Fernández-Sánchez Laura, Esquiva Gema, Pinilla Isabel, Lax Pedro, Cuenca Nicolás
Department of Optics, Pharmacology and Anatomy, University of Alicante, Alicante, Spain.
Department of Physiology, Genetics and Microbiology, University of Alicante, Alicante, Spain.
Front Neuroanat. 2018 Jun 29;12:55. doi: 10.3389/fnana.2018.00055. eCollection 2018.

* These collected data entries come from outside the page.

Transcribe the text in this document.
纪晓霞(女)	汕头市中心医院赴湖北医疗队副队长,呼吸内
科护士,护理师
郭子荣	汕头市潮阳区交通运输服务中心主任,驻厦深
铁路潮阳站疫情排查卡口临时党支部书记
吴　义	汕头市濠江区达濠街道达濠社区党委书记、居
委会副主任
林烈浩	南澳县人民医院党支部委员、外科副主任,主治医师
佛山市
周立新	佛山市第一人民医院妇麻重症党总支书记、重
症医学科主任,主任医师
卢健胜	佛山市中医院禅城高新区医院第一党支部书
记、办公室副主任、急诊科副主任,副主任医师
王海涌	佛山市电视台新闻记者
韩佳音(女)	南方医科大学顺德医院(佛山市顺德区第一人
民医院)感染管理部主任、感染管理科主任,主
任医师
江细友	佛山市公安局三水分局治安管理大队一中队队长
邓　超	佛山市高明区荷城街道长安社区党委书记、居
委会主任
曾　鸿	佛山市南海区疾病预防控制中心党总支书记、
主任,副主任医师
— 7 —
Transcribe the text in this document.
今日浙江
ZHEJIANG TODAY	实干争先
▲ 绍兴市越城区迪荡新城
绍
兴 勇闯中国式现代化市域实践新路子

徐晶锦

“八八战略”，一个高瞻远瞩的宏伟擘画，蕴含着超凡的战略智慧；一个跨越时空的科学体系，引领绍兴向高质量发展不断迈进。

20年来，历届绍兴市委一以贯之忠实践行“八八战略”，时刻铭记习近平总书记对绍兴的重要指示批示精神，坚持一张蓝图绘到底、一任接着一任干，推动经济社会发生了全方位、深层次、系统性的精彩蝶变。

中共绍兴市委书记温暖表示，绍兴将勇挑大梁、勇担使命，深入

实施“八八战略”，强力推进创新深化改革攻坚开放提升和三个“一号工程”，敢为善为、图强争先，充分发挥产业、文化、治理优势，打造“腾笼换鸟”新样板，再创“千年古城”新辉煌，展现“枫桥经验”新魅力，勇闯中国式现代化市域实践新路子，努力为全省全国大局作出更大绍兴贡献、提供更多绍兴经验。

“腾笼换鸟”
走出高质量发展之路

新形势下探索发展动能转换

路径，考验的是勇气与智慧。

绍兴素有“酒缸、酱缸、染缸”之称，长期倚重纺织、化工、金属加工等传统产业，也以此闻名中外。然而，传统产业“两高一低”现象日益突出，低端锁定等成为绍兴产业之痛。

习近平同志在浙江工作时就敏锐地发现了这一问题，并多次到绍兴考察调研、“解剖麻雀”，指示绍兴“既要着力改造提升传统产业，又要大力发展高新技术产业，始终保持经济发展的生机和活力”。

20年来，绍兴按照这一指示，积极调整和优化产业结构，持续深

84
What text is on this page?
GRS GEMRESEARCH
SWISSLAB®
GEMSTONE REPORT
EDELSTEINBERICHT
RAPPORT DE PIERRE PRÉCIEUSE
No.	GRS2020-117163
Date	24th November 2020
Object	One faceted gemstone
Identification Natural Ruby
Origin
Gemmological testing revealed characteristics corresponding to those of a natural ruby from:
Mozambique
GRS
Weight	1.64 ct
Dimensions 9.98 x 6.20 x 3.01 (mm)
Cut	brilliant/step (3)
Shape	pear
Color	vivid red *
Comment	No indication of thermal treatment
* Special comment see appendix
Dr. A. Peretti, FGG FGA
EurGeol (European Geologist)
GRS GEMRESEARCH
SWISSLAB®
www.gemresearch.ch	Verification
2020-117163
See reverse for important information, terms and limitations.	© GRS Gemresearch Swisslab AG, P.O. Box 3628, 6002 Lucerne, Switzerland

Retinitis pigmentosa (RP) is a group of inherited retinal degenerative diseases involving a progressive degeneration of photoreceptor cells. Following the loss of photoreceptors, retinal vascularization tends to decrease, which seems to play a role in the degenerative process of retinal cells. This study reports changes in retinal vascular network architecture in the P23H rat model of RP at different stages of retinal degeneration. Homozygous P23H line-3 rats of ages ranging from 18 days to 16 months were used in this study. Age-matched Sprague-Dawley (SD) rats were used as control animals. Vertical sections and wholemount retinas were immunolabeled for type IV collagen or stained using NADPH diaphorase histochemistry, and retinal vascular networks were drawn using a camera lucida. The superficial and deep capillary plexus (DCP) were fully developed at P18 in P23H rat retinas and showed no differences from the control animals. In 4-month-old P23H rat retinas, the superficial and intermediate capillary plexus were similar to those observed in age-matched SD rats, but a reduction in the DCP could be observed in these animals, with a significant decrease in both capillary density and capillary loops. At 16 months, the DCP was completely lost, and only vessels exhibiting an abnormal, tortuous dead-end could be observed. The middle capillary plexus had virtually disappeared at this age. Only perpendicular vessels connecting the superficial and DCP were found. The superficial plexus showed no changes in the vascular surface with age. In RP, photoreceptor loss is accompanied by degenerative changes in the retinal vascular network. The disruption of the capillary plexus, with loss of capillary density and capillary loops, can hamper the normal supply of oxygen and nutrients to retinal cells, thus accelerating retinal degeneration. Therefore, changes in retinal vascularization must be taken into account in the design of therapies targeting retinal degenerative diseases.
视网膜色素变性(RP)是一组遗传性视网膜退行性疾病,涉及光感受器细胞的进行性退化。在光感受器丧失后,视网膜血管化倾向于减少,这似乎在视网膜细胞的退化过程中起作用。本研究报告了RP的P23H大鼠模型在视网膜退化不同阶段视网膜血管网络结构的变化。本研究使用了年龄在18天至16个月之间的纯合P23H 3系大鼠。年龄匹配的Sprague-Dawley(SD)大鼠用作对照动物。垂直切片和视网膜全层标本用IV型胶原进行免疫标记或用NADPH黄递酶组织化学染色,并用明视野显微镜绘制视网膜血管网络。P23H大鼠视网膜在P18时浅表和深层毛细血管丛(DCP)已完全发育,与对照动物无差异。在4个月大的P23H大鼠视网膜中,浅表和中间毛细血管丛与年龄匹配的SD大鼠相似,但在这些动物中可观察到DCP减少,毛细血管密度和毛细血管环均显著降低。在16个月时,DCP完全消失,仅观察到呈现异常、扭曲盲端的血管。此时中间毛细血管丛几乎消失。仅发现连接浅表和DCP的垂直血管。浅表丛的血管表面随年龄无变化。在RP中,光感受器丧失伴随着视网膜血管网络的退行性变化。毛细血管丛的破坏,伴随着毛细血管密度和毛细血管环的丧失,会妨碍视网膜细胞正常的氧气和营养供应,从而加速视网膜退化。因此,在设计针对视网膜退行性疾病的治疗方法时,必须考虑视网膜血管化的变化。